Overnight last Shabbat our synagogue was vandalized. Someone threw rocks through the glass entrance doors. Jagged pieces of glass hung from each frame and the rocks were on the top step and some inside the lobby. That was our greeting as we headed to Shabbat morning services.
Another congregant was walking in with us; I asked if she knew what happened. She didn't. Shocked, the three of us went upstairs to the sanctuary. At the kiddush, we learned only a little bit more. Everyone had been surprised when they arrived for services that morning. At that point no one knew who did it. But, we were told it had started when someone tore down the banner that had announced a recent havdalah program of Hebrew songs offered for free to attract the community to our facility.
I remembered a similar rock throwing incident about seven years ago. It happened right after we had arrived back to our then-home in Connecticut from our winter rental in Netanya. A Reform rabbi in our area sent us a small one-paragraph article from The Forward saying that "a Masorti synagogue in Netanya" was attacked as several young haredi boys, peyot (forelocks) flying, had thrown rocks at congregants coming to Friday night services.
There is only one Masorti synagogue in Netanya, one among 200 or so Orthodox shuls (and one Reform congregation) in a city of 200,000 people. This rabbi had sent us this article because he knew we had just returned from spending the winter in Netanya, I don't think he knew that it was our synagogue. I was shaking. And livid. And back in the USA.
We were 6,000 miles away, but I had to do something. I wrote letters...to the newspaper, to the mayor...and to the congregation, in support. And then I tried to think of what else I could do. I asked a friend connected to the Orthodox community to try to get the Orthodox rabbis to talk to their congregants about the incident and explain why such behavior is wrong, but my friend didn't believe anyone in the Orthodox community could have done it.
That it was Shabbat when it happened meant that no one could call the police until sundown.

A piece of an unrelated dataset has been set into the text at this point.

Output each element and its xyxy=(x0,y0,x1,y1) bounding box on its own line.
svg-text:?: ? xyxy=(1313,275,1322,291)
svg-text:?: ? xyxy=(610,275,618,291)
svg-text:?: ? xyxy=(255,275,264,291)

On Sunday evening we went to the AACI for the "Ben Gurion Epilogue" film and there, too, were numerous of our fellow congregants. Our rabbi emeritus' wife told us that she had just received a call saying that people had broken in to the synagogue and done some more damage. On Sunday. A second day of vandalism.
On Monday afternoon, at the She'arim classical music concert, the rabbi told us what the boys who vandalized on Sunday had been seen wearing. On Monday evening, Alan, my husband, attended the synagogue's annual meeting. He updated me when he returned home. The rabbi emeritus' wife had gone to the police station after Shabbat ended to report the vandalism from Saturday morning. The police told her we needed to install additional cameras. A group of people were using the building on Sunday evening when boys in black hoods entered and went upstairs. The group authorized to use the synagogue that evening didn't stop them; they thought the boys belonged there. The group was all female and not about to attempt, by themselves, to stop boys up to no good. This time they only upended the water cooler and cut the hose before running out again. We do keep the sanctuary locked.
No one got a good look at them, because of the hoods, or what I take to be "hoodies" that can be worn to obscure one's face when seen from the sides. Haredi youth don't wear clothes like that; don't own such attire. Must have been non-haredi youth this time.
These hoodlums must have been Israeli Jews. Vandalizing a MASORTI synagogue. Because many people, including Orthodox rabbis and the Chief Rabbi's office, write and say awful, denigrating things about non-Orthodox streams of Judaism. Never about secular Jews, who are a large percentage of the population. Only about "progressive" Jews. Those who choose to count women as people equal to men in the eyes of God. Our prayers are the same as the Orthodox. Our service is the same (with the addition of English page announcements and translations of the sermon). But women sit alongside the men instead of in a curtained off gallery. Some dare to wear prayer shawls. They are called to the Torah for an aliyah. Some dare to chant the haftorah. And a few dare to lead the prayers.
Only in Israel do other Jews throw rocks at you and your house of worship on Shabbat for the sin of praying in mixed company.
P.S. Rocks were again thrown at Bet Israel Masorti Congregation in Netanya less than a week later, after the glass had already been replaced from the first incident.